What is the period of y= 3cos (2x)?

May 20, 2018

$\pi$

Explanation:

When looking at a generic trigonometric function

$y = A \cos \left(\omega x + \phi\right) + \beta$

the only factor involving the periodicity is $\omega$, i.e. the factor multiplying the variable. The formula for the period $T$ is

$T = \setminus \frac{2 \pi}{\omega}$

So. in your case,

$T = \setminus \frac{2 \pi}{2} = \pi$

May 20, 2018

$\pi$

Explanation:

The equation is in the general form of $y = a \cos b x$
Where:
a = amplitude
b = used to find the period (T)

Since this graph is cosine, then the period (T) is $\frac{2 \pi}{n}$
The period is also the same for sine. However, it is different for tan.
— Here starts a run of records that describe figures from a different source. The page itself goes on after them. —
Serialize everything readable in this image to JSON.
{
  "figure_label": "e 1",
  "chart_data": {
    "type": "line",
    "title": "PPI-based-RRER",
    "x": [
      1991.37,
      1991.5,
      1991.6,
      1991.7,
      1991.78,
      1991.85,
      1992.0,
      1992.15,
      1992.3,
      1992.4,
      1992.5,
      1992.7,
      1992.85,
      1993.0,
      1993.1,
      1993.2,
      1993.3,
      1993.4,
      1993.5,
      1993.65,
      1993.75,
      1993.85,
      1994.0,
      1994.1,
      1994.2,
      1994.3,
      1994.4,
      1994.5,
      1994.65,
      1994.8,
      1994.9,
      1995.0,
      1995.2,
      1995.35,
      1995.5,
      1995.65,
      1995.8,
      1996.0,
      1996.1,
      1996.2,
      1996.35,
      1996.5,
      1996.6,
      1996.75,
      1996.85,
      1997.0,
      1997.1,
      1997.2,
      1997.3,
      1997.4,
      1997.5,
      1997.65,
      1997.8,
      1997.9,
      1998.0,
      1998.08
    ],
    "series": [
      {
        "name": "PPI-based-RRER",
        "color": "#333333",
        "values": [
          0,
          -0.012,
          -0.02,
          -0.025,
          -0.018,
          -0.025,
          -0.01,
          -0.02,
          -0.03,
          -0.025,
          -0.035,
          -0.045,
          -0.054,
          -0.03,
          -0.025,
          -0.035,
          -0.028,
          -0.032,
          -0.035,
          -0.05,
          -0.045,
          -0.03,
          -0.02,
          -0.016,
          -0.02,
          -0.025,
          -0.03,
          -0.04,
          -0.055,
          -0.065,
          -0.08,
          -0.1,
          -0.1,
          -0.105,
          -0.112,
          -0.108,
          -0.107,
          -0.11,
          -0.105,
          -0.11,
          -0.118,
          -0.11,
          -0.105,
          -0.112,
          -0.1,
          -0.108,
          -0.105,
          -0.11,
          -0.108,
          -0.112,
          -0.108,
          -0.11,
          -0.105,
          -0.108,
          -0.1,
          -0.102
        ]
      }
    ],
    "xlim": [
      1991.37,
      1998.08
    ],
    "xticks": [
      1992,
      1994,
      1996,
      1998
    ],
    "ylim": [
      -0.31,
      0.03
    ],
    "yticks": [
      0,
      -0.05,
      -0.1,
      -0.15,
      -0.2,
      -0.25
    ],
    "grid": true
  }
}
The period for tan is $\frac{\pi}{n}$

Why?
The period of a graph is basically asking you how long it takes for a graph to complete one oscillation ie how long does the graph take to return to its original position. So for sine and cosine, it takes $2 \pi$ seconds to complete one round but for tan, it takes $\pi$ seconds only

SO, the period for this graph is:
period(T) = $\frac{2 \pi}{n} = \frac{2 \pi}{2} = \pi$